How long have you been a foster and what inspired you to first become a foster?
I started fostering here at the start of kitten season last year. But 8 years ago, before we moved to the area, we lived in Tampa, FL and I fostered with the humane society there. Took some time for life and kids and decided that was a part of my life I really enjoyed and wanted to build it back in.
What are your favorite kinds of animals to foster and why?
Kittens! All the smushy kittens! Haha. Cats are a bit misunderstood sometimes. They are just as snuggly, loveable and loyal as dogs. The only difference is they live in a different energy space than dogs. If you understand that you’ll understand them.
How did you decide that fostering an animal(s) would be a good fit for your family? What is some advice you would give to someone who is looking to become a foster?
My kids and husband interacting with the kitten is great and it really helps socialize them. But a foster should understand that the main commitment and responsibility is solely theirs. I enjoy giving the kids the experience of caring for these little lives and enjoying the feeling they are making a difference. But I’m the one sole caretaker and I’m under no impression my kids are waking up for nighttime feedings, ha!
What is the most rewarding part about fostering for you?
Giving a little life a safer and loving start. The world is a tough place sometimes. Big or small seems a shame for any life to start off rough. The more loved and socialized I can send off a kitten to its future home the better its chances of becoming a loved member of a family.
What is the most challenging part about fostering for you?
Losing a foster. That’s tough. Maybe it’s mom guilt but I can’t help and wonder if I could have done more sometimes.
Can you share specifics about your favorite foster success story? And a story that was tricky to manage (maybe the animal just didn’t work in your home, it was ill, it required further intervention, etc)?
Hmm, I’m not sure I have a favorite. I’ve loved each one for their own separate little personalities and reasons. I did recently foster an adult cat Lucy for a short bit. She was a spicy lady who needed to be given daily prescription pills. It’s one thing to control a kitten but a grown lady cat who had no qualms about letting me know what she thought of me and those pills was a whole other story. She taught me to approach assertively but with respect. To remember that it was fear and pain (and a touch of attitude!) causing her reactions.
Do you have your own pets? If so, how do you manage caring for your own pets while also fostering?
I have a black lab, a cat who was a foster fail and chickens. I manage it with a schedule and everyone understanding I’m the leader. Having a routine and guidance really helps everyone to feel stable and comfortable to what their positions in the family are.
Do you do anything specific to intentionally prepare the animal you are caring for to become available for adoption? (i.e. socialization, exposure, training) and how do you manage that?

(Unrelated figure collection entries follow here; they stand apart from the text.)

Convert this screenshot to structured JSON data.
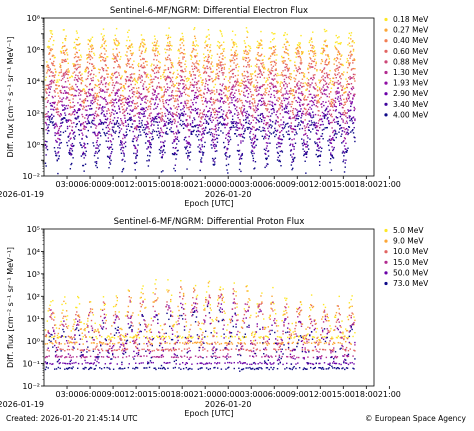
{
  "footer": {
    "created": "Created: 2026-01-20 21:45:14 UTC",
    "credit": "© European Space Agency"
  },
  "colors": {
    "palette": [
      "#fde725",
      "#fca636",
      "#f27d53",
      "#e16462",
      "#cc4778",
      "#b12a90",
      "#8f0da4",
      "#6a00a8",
      "#3e049c",
      "#0d0887"
    ]
  },
  "chart_data": [
    {
      "type": "scatter",
      "title": "Sentinel-6-MF/NGRM: Differential Electron Flux",
      "xlabel": "Epoch [UTC]",
      "ylabel": "Diff. flux [cm⁻² s⁻¹ sr⁻¹ MeV⁻¹]",
      "yscale": "log",
      "ylim": [
        0.01,
        100000000
      ],
      "yticks": [
        "10⁻²",
        "10⁰",
        "10²",
        "10⁴",
        "10⁶",
        "10⁸"
      ],
      "xlim_hours": [
        0,
        43
      ],
      "xticks": [
        "03:00",
        "06:00",
        "09:00",
        "12:00",
        "15:00",
        "18:00",
        "21:00",
        "00:00",
        "03:00",
        "06:00",
        "09:00",
        "12:00",
        "15:00",
        "18:00",
        "21:00"
      ],
      "date_labels": [
        "2026-01-19",
        "2026-01-20"
      ],
      "grid": false,
      "legend": "outside-right",
      "series": [
        {
          "name": "0.18 MeV",
          "color": "#fde725",
          "base": 40000
        },
        {
          "name": "0.27 MeV",
          "color": "#fca636",
          "base": 15000
        },
        {
          "name": "0.40 MeV",
          "color": "#f27d53",
          "base": 5000
        },
        {
          "name": "0.60 MeV",
          "color": "#e16462",
          "base": 1500
        },
        {
          "name": "0.88 MeV",
          "color": "#cc4778",
          "base": 400
        },
        {
          "name": "1.30 MeV",
          "color": "#b12a90",
          "base": 100
        },
        {
          "name": "1.93 MeV",
          "color": "#8f0da4",
          "base": 30
        },
        {
          "name": "2.90 MeV",
          "color": "#6a00a8",
          "base": 8
        },
        {
          "name": "3.40 MeV",
          "color": "#3e049c",
          "base": 3
        },
        {
          "name": "4.00 MeV",
          "color": "#0d0887",
          "base": 1
        }
      ]
    },
    {
      "type": "scatter",
      "title": "Sentinel-6-MF/NGRM: Differential Proton Flux",
      "xlabel": "Epoch [UTC]",
      "ylabel": "Diff. flux [cm⁻² s⁻¹ sr⁻¹ MeV⁻¹]",
      "yscale": "log",
      "ylim": [
        0.01,
        100000
      ],
      "yticks": [
        "10⁻²",
        "10⁻¹",
        "10⁰",
        "10¹",
        "10²",
        "10³",
        "10⁴",
        "10⁵"
      ],
      "xlim_hours": [
        0,
        43
      ],
      "xticks": [
        "03:00",
        "06:00",
        "09:00",
        "12:00",
        "15:00",
        "18:00",
        "21:00",
        "00:00",
        "03:00",
        "06:00",
        "09:00",
        "12:00",
        "15:00",
        "18:00",
        "21:00"
      ],
      "date_labels": [
        "2026-01-19",
        "2026-01-20"
      ],
      "grid": false,
      "legend": "outside-right",
      "series": [
        {
          "name": "5.0 MeV",
          "color": "#fde725",
          "base": 8,
          "floor": 1.5
        },
        {
          "name": "9.0 MeV",
          "color": "#fca636",
          "base": 5,
          "floor": 0.8
        },
        {
          "name": "10.0 MeV",
          "color": "#e16462",
          "base": 3,
          "floor": 0.4
        },
        {
          "name": "15.0 MeV",
          "color": "#b12a90",
          "base": 1.8,
          "floor": 0.2
        },
        {
          "name": "50.0 MeV",
          "color": "#6a00a8",
          "base": 0.7,
          "floor": 0.1
        },
        {
          "name": "73.0 MeV",
          "color": "#0d0887",
          "base": 0.35,
          "floor": 0.06
        }
      ]
    }
  ]
}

The kittens in my care are predominantly taken care of by me but I make sure my kids and husband feed them a few times as well so they connect the positivity of a warm bottle with all types of humans. When they are ready to play they are socialized with everyone in the family. They are raised around and play with my dog so they become comfortable and familiar with dogs. My cat also helps with their grooming and teaching them cat behaviors. They get an all around socialization here.
What do you want the public to know about what it means to be a foster parent and work with Asheville Humane Society?

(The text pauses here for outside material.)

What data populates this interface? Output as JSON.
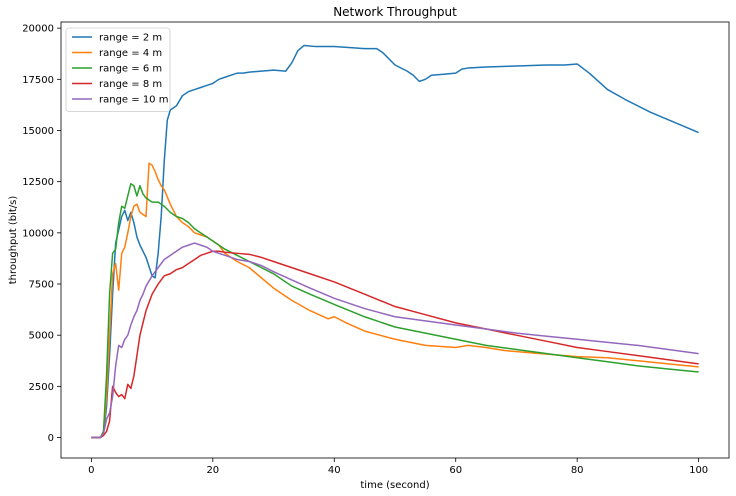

The foster team is a great support! If someone is nervous about what they might be getting into they should know they have a great support system. Questions are always answered and help is only a call away.
Have you ever had a foster “fail” yourself? And how did you know that animal belonged in your family permanently?
My foster fail is our cat, Mouse. He was a pip squeak with a terrible case of diarrhea and digestive issues. If you’ve ever heard the expressions parents use on a baby, “how can so much come out of something so little” that’s how I felt with Mouse. Him and I went through things, lol. Between baths, booty cream, modified socks as kitten diapers, booty baths, being the bullied runt of the litter, well we had just shared too much for me to let go of this little guy.